Tickets to WWDC are in such high demand, Apple sells them via a lottery system. That leaves plenty of developers sitting at home or at work, watching Chief Executive Tim Cook deliver his keynote via an Internet livestream.
But why watch alone? A number of events have sprung up around the city to provide an opportunity for publicly nerding out over Apple’s announcements (with the added lure of free food and drinks). One event, the AltConference0, initially* ran afoul of Apple’s legal team when it began selling $300 “Hero” tickets for reserved seating at the AMC Metreon, where it plans to host events for 1,000 people across three theaters.
The AltConf organizers released a statement, saying they were forced to cancel the planned screening of the WWDC keynote and state of the union after receiving a threatening letter from Apple’s outside attorneys.
Late Friday, both parties reached an agreement that would allow AltConf to screen Apple’s two major live presentations — so long as it was offered for free to attendees, and “Hero” ticket holders would not receive any special seating or viewing perquisites.
“It’s a testament to the community reaction,” said AltConf organizer Rob Elkin. “Apple started paying attention … Maybe they didn’t realize the affect those actions had on the community.”

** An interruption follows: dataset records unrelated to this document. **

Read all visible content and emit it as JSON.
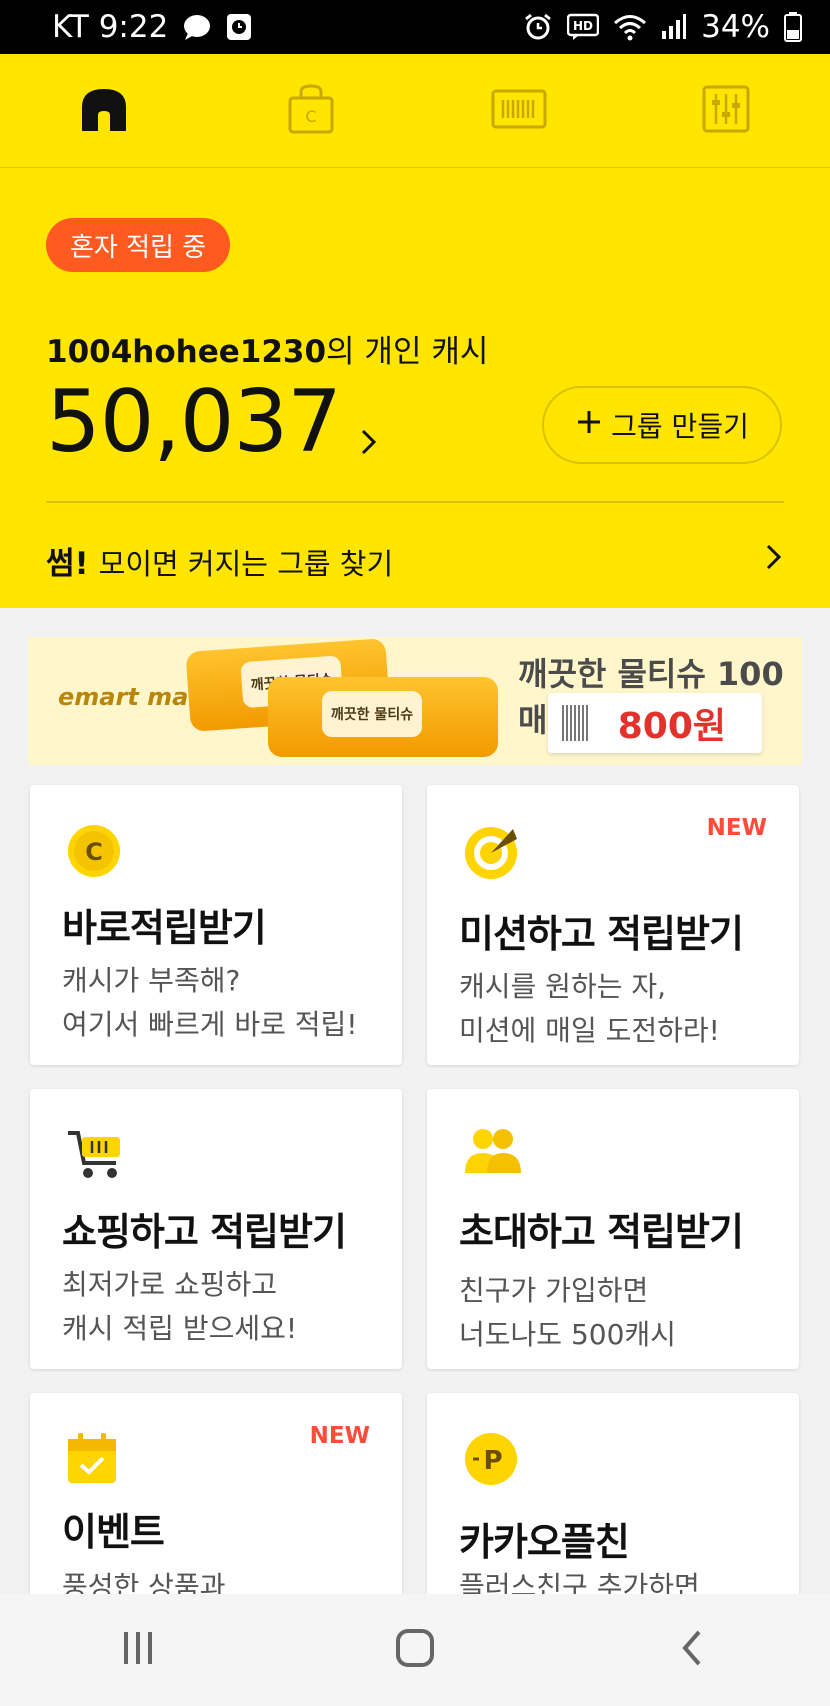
{
  "status_bar": {
    "carrier_time": "KT 9:22",
    "network": "HD",
    "battery": "34%"
  },
  "top_nav": {
    "tabs": [
      {
        "name": "home-icon",
        "active": true
      },
      {
        "name": "shopping-bag-icon",
        "active": false
      },
      {
        "name": "barcode-icon",
        "active": false
      },
      {
        "name": "settings-sliders-icon",
        "active": false
      }
    ]
  },
  "hero": {
    "status_pill": "혼자 적립 중",
    "owner_id": "1004hohee1230",
    "owner_suffix": "의 개인 캐시",
    "cash_amount": "50,037",
    "group_button": "그룹 만들기",
    "find_prefix": "썸!",
    "find_text": "모이면 커지는 그룹 찾기"
  },
  "banner": {
    "brand": "emart mall",
    "headline": "깨끗한 물티슈 100매",
    "price": "800원",
    "pack_label": "깨끗한 물티슈"
  },
  "cards": [
    {
      "title": "바로적립받기",
      "desc": [
        "캐시가 부족해?",
        "여기서 빠르게 바로 적립!"
      ],
      "icon": "coin-c-icon",
      "new": ""
    },
    {
      "title": "미션하고 적립받기",
      "desc": [
        "캐시를 원하는 자,",
        "미션에 매일 도전하라!"
      ],
      "icon": "target-icon",
      "new": "NEW"
    },
    {
      "title": "쇼핑하고 적립받기",
      "desc": [
        "최저가로 쇼핑하고",
        "캐시 적립 받으세요!"
      ],
      "icon": "cart-icon",
      "new": ""
    },
    {
      "title": "초대하고 적립받기",
      "desc": [
        "친구가 가입하면",
        "너도나도 500캐시"
      ],
      "icon": "people-icon",
      "new": ""
    },
    {
      "title": "이벤트",
      "desc": [
        "풍성한 상품과"
      ],
      "icon": "calendar-icon",
      "new": "NEW"
    },
    {
      "title": "카카오플친",
      "desc": [
        "플러스친구 추가하면"
      ],
      "icon": "plus-friend-p-icon",
      "new": ""
    }
  ],
  "colors": {
    "brand_yellow": "#ffe500",
    "pill_orange": "#ff5a1f",
    "new_red": "#ff4b3a",
    "price_red": "#e2322b"
  }
}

The shadow conference also will continue to host sessions for developers who didn’t get one of Apple’s golden tickets — including discussions about the Swift programming language, app design and the iOS mobile operating system.
Mobile ad network InMobi has already attracted 300 people with its offer of fresh-cooked waffles, fruit and coffee at its Brannan Street offices. Meanwhile, Twitter will serve up burritos and mimosas at its headquarters and host talks with an iOS engineer for Periscope and a mobile developer advocate.
“We decided to open this up to our developer community so that they can join our engineers and geek out over all things Apple,” said Prashant Sridharan, Twitter’s global head of developer & platform relations.
We have no idea what’s on the menu at Moscone Center, which Apple has dubbed “the epicenter of change.” The keynote begins at 10 am PT Monday.
*Story has been updated at 6 p.m. Friday to reflect new developments.